This is a somewhat off-topic post which only applies to Microsoft Partners who happen to use Office 365 and Visual Studio Online. As a Microsoft Silver Partner we have a number of licenses which we’re able to use internally. This includes a number of MSDN subscriptions which can be assigned to staff and Office 365 seats.
Over the last couple of weeks we have migrated across to Office 365 (this was actually done over a 24 hour period as it was relatively simple to move from one hosted exchange account to Office 365). One of the awesome things about Office 365 is that users belong to the Azure AD tenant (ie we have builttoroam.com set up as a tenant and all Office 365 users with an email address of ***@builttoroam.com belong to that tenant).
We’ve been using Azure for development for a long time but as Azure AD is still in its infancy we were originally just adding staff in based on their Microsoft Account. We also did the same for Visual Studio Online. All in all this was quite messy and felt very disconnected. Well today we took the plunge and connected Visual Studio Online to our Azure AD account. To make sure the transition went smoothly we have temporarily added the Microsoft Account for each staff member to our Azure AD tenant – this will mean that in the short term they can continue to access VSO using their Microsoft Account. Going forward we would expect that everyone will start to use their workplace account (ie their ***@builttoroam.com Azure AD account) to sign into both the Azure portal and Visual Studio Online.
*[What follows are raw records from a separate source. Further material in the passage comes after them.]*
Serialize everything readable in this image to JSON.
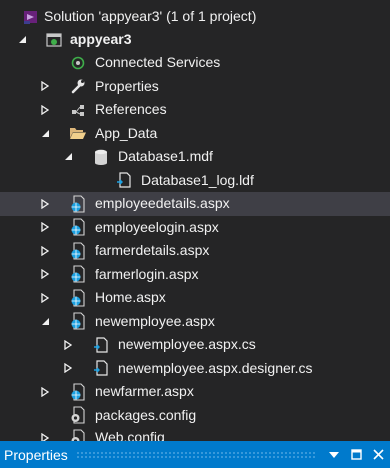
{
  "solution_label": "Solution 'appyear3' (1 of 1 project)",
  "project_label": "appyear3",
  "items": {
    "connected_services": "Connected Services",
    "properties": "Properties",
    "references": "References",
    "app_data": "App_Data",
    "database1_mdf": "Database1.mdf",
    "database1_log": "Database1_log.ldf",
    "employeedetails": "employeedetails.aspx",
    "employeelogin": "employeelogin.aspx",
    "farmerdetails": "farmerdetails.aspx",
    "farmerlogin": "farmerlogin.aspx",
    "home": "Home.aspx",
    "newemployee": "newemployee.aspx",
    "newemployee_cs": "newemployee.aspx.cs",
    "newemployee_designer": "newemployee.aspx.designer.cs",
    "newfarmer": "newfarmer.aspx",
    "packages_config": "packages.config",
    "web_config": "Web.config"
  },
  "properties_panel": {
    "title": "Properties"
  },
  "colors": {
    "background": "#252526",
    "selected_row": "#3f3f46",
    "panel_header": "#007acc",
    "text": "#f1f1f1"
  }
}
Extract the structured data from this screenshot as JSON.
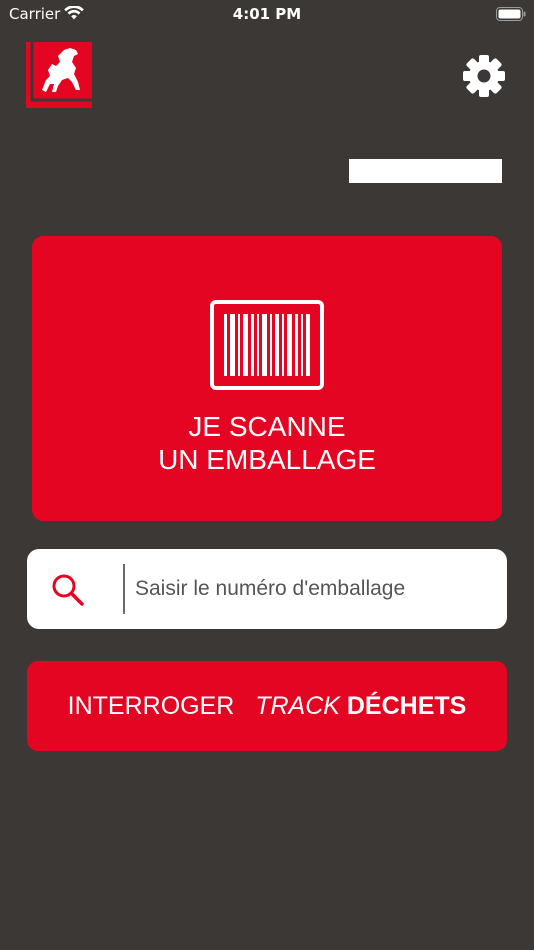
{
  "status_bar": {
    "carrier": "Carrier",
    "time": "4:01 PM"
  },
  "header": {
    "logo_icon": "horse-logo-icon",
    "settings_icon": "gear-icon"
  },
  "scan_button": {
    "icon": "barcode-icon",
    "line1": "JE SCANNE",
    "line2": "UN EMBALLAGE"
  },
  "search": {
    "icon": "search-icon",
    "placeholder": "Saisir le numéro d'emballage",
    "value": ""
  },
  "track_button": {
    "part1": "INTERROGER",
    "part2": "TRACK",
    "part3": "DÉCHETS"
  },
  "colors": {
    "background": "#3c3835",
    "accent": "#e30521",
    "white": "#ffffff"
  }
}
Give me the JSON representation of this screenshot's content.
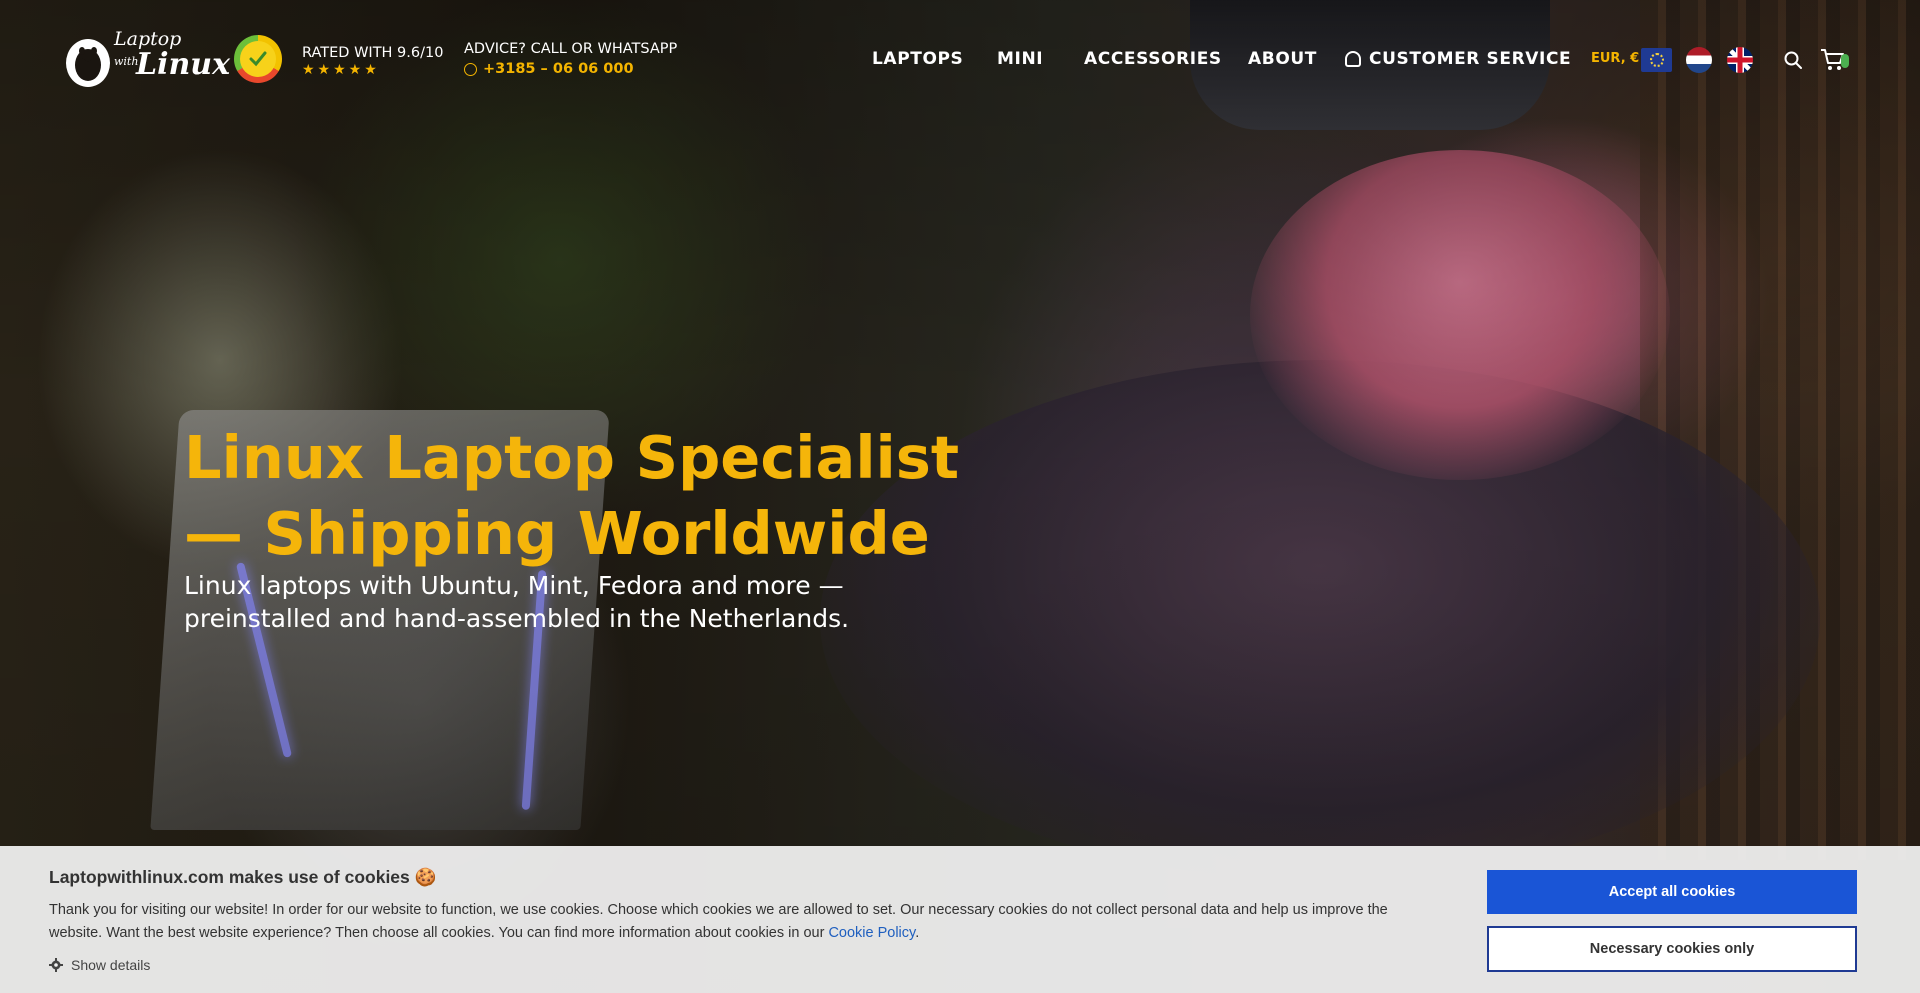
{
  "header": {
    "logo": {
      "line1": "Laptop",
      "line2": "with",
      "line3": "Linux"
    },
    "rating": {
      "text": "RATED WITH 9.6/10",
      "stars": "★★★★★"
    },
    "advice": {
      "label": "ADVICE? CALL OR WHATSAPP",
      "phone": "+3185 – 06 06 000"
    },
    "nav": {
      "laptops": "LAPTOPS",
      "mini": "MINI",
      "accessories": "ACCESSORIES",
      "about": "ABOUT",
      "customer_service": "CUSTOMER SERVICE"
    },
    "currency": "EUR, €",
    "flags": [
      "eu-flag-icon",
      "nl-flag-icon",
      "gb-flag-icon"
    ]
  },
  "hero": {
    "title": "Linux Laptop Specialist — Shipping Worldwide",
    "subtitle": "Linux laptops with Ubuntu, Mint, Fedora and more — preinstalled and hand-assembled in the Netherlands."
  },
  "cookie": {
    "title": "Laptopwithlinux.com makes use of cookies 🍪",
    "body": "Thank you for visiting our website! In order for our website to function, we use cookies. Choose which cookies we are allowed to set. Our necessary cookies do not collect personal data and help us improve the website. Want the best website experience? Then choose all cookies. You can find more information about cookies in our ",
    "link": "Cookie Policy",
    "link_suffix": ".",
    "details": "Show details",
    "accept_label": "Accept all cookies",
    "necessary_label": "Necessary cookies only"
  },
  "colors": {
    "accent": "#f5b50a",
    "primary_button": "#1a55d6",
    "link": "#1f5fbf"
  }
}
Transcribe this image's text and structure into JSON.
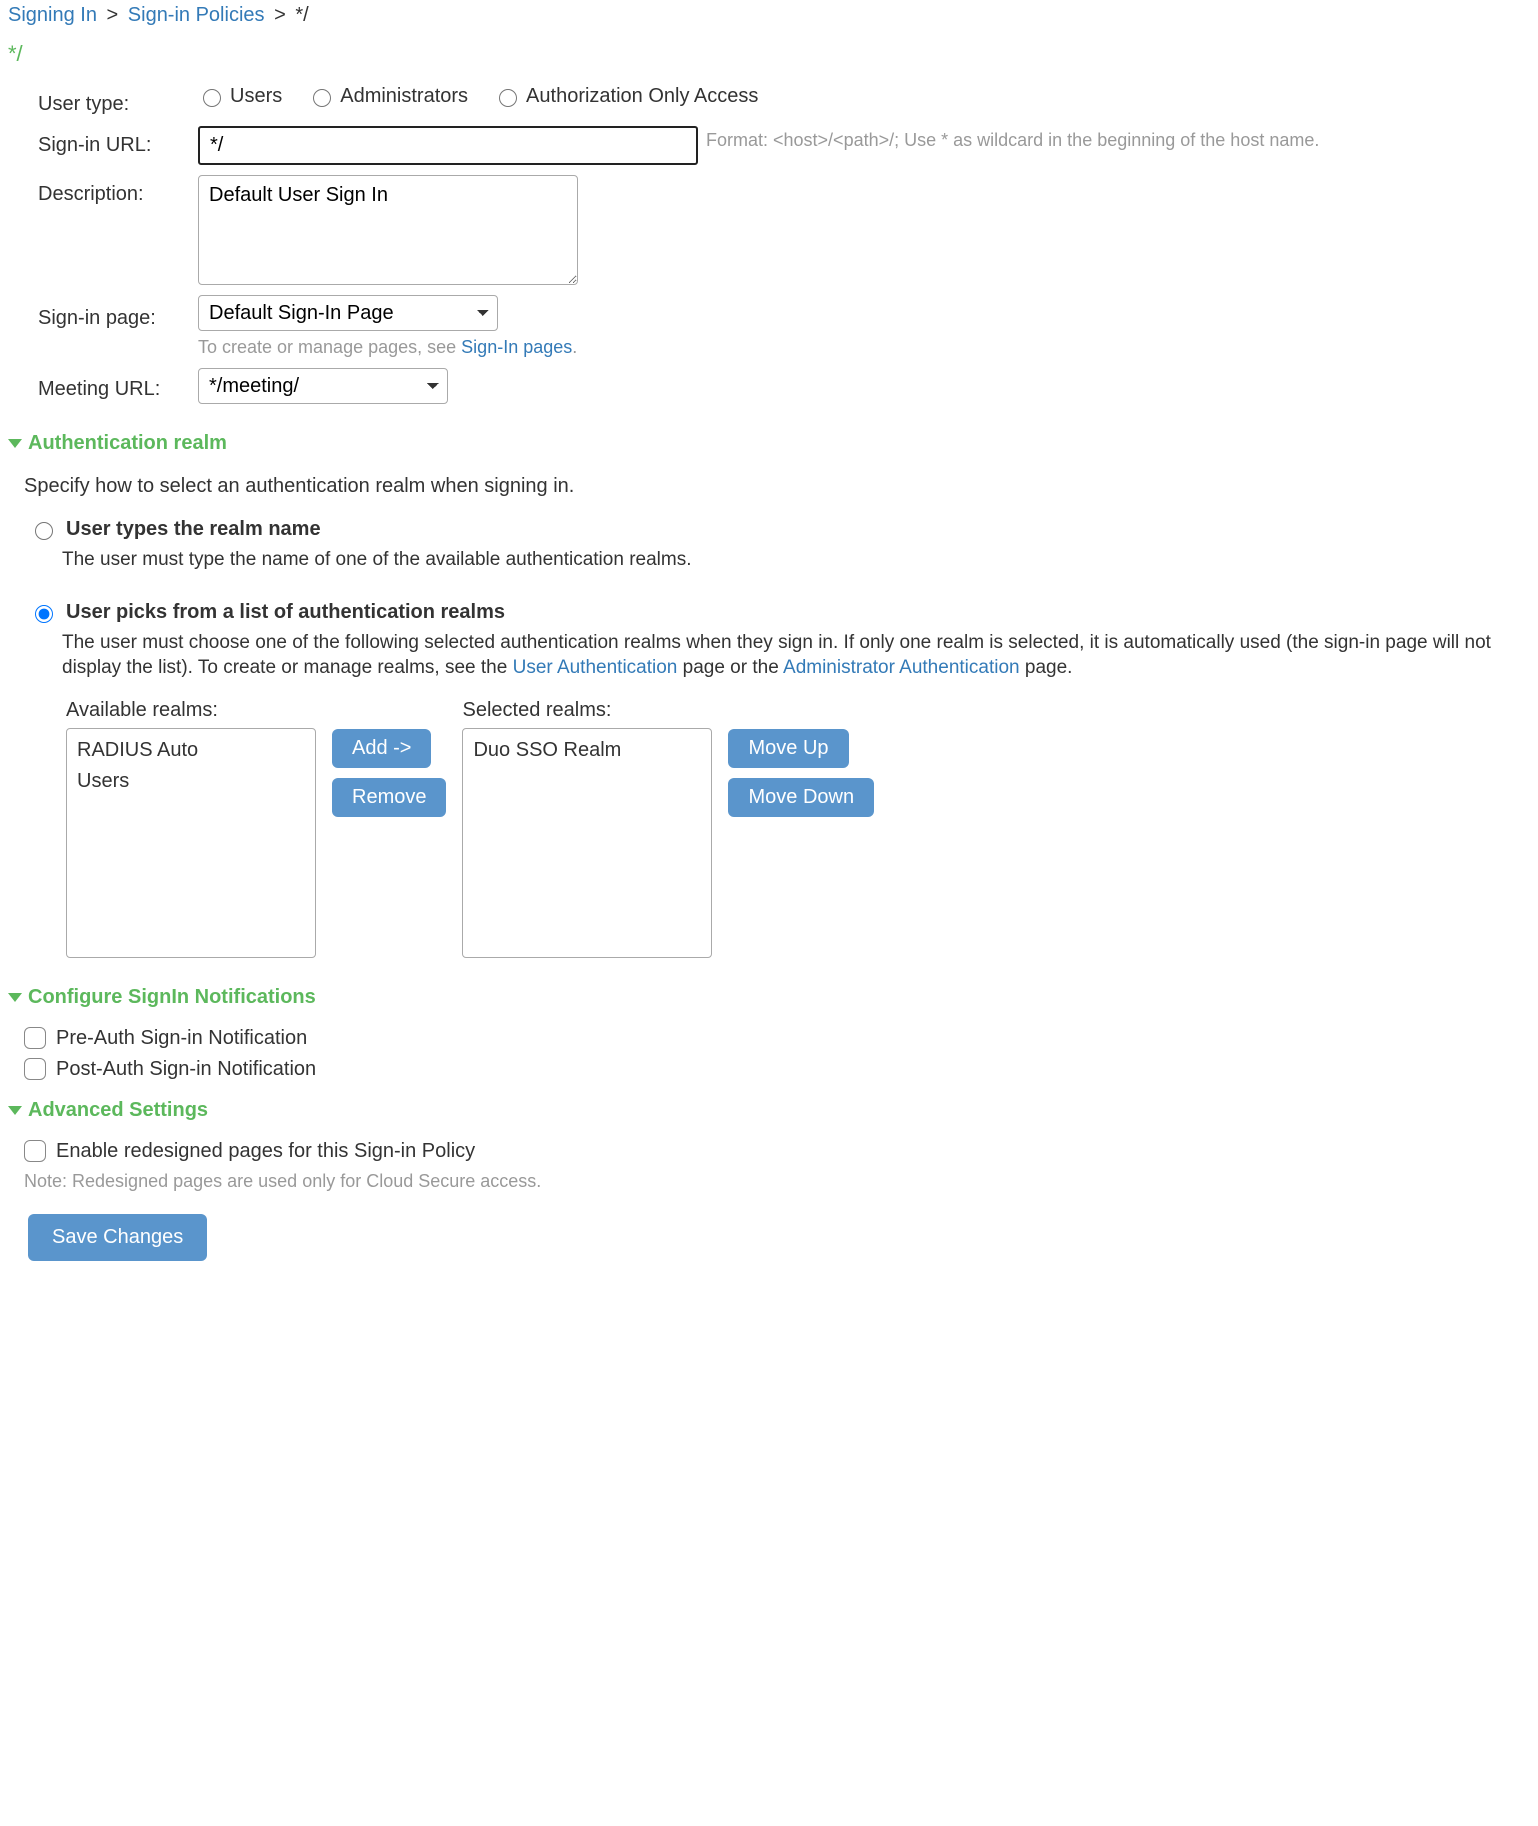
{
  "breadcrumb": {
    "l1": "Signing In",
    "l2": "Sign-in Policies",
    "tail": "*/"
  },
  "page_tag": "*/",
  "form": {
    "user_type_label": "User type:",
    "user_type_options": {
      "users": "Users",
      "admins": "Administrators",
      "authz": "Authorization Only Access"
    },
    "signin_url_label": "Sign-in URL:",
    "signin_url_value": "*/",
    "signin_url_hint": "Format: <host>/<path>/;   Use * as wildcard in the beginning of the host name.",
    "description_label": "Description:",
    "description_value": "Default User Sign In",
    "signin_page_label": "Sign-in page:",
    "signin_page_value": "Default Sign-In Page",
    "signin_page_hint_pre": "To create or manage pages, see ",
    "signin_page_hint_link": "Sign-In pages",
    "signin_page_hint_post": ".",
    "meeting_url_label": "Meeting URL:",
    "meeting_url_value": "*/meeting/"
  },
  "auth_realm": {
    "title": "Authentication realm",
    "intro": "Specify how to select an authentication realm when signing in.",
    "opt1_label": "User types the realm name",
    "opt1_desc": "The user must type the name of one of the available authentication realms.",
    "opt2_label": "User picks from a list of authentication realms",
    "opt2_desc_pre": "The user must choose one of the following selected authentication realms when they sign in. If only one realm is selected, it is automatically used (the sign-in page will not display the list). To create or manage realms, see the ",
    "opt2_desc_link1": "User Authentication",
    "opt2_desc_mid": " page or the ",
    "opt2_desc_link2": "Administrator Authentication",
    "opt2_desc_post": " page.",
    "available_label": "Available realms:",
    "selected_label": "Selected realms:",
    "available": [
      "RADIUS Auto",
      "Users"
    ],
    "selected": [
      "Duo SSO Realm"
    ],
    "btn_add": "Add ->",
    "btn_remove": "Remove",
    "btn_moveup": "Move Up",
    "btn_movedown": "Move Down"
  },
  "signin_notifications": {
    "title": "Configure SignIn Notifications",
    "pre_auth": "Pre-Auth Sign-in Notification",
    "post_auth": "Post-Auth Sign-in Notification"
  },
  "advanced": {
    "title": "Advanced Settings",
    "enable_redesigned": "Enable redesigned pages for this Sign-in Policy",
    "note": "Note: Redesigned pages are used only for Cloud Secure access."
  },
  "save_label": "Save Changes"
}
Here’s where the issue is. Currently in Visual Studio 2013 you can online sign in using a Microsoft Account (this is fixed in Visual Studio 2015 where you can both sign in with a workplace account, and you can have multiple accounts signed in). The upshot is that the staff will have to sign into VS2013 with their Microsoft Account, and then connect to VSO using their workplace account – this seems simple enough, right! wrong! well partially right. Firstly, we still need to assign the MSDN subscriptions to the staff. After being assigned a license, the staff simply go to MSDN and activate the subscription. This gives them a license to use Visual Studio 2013 which is automatically picked up when they sign in using their Microsoft Account.
The issue is that if they then go to Visual Studio 2015 and sign in with their workplace account, they won’t have access to the MSDN subscription (since it’s associated with their workplace account). The solution is to go to their MSDN subscription details (signing into msdn.microsoft.com with their Microsoft Account) and under the Visual Studio Online section, click the Link workplace account option and enter their workplace email address. After doing this, Visual Studio 2015 will pick up the linked MSDN subscription and license, as well as picking up the Visual Studio Online projects in the Team Explorer window.
The upshot is that after doing all this, staff should be able to sign into Visual Studio Online, Office 365, Azure Portal and Visual Studio 2015 using their workplace account. It’s only Visual Studio 2013 where they will have to sign in with their Microsoft Account, and then connect to VSO using their workplace account.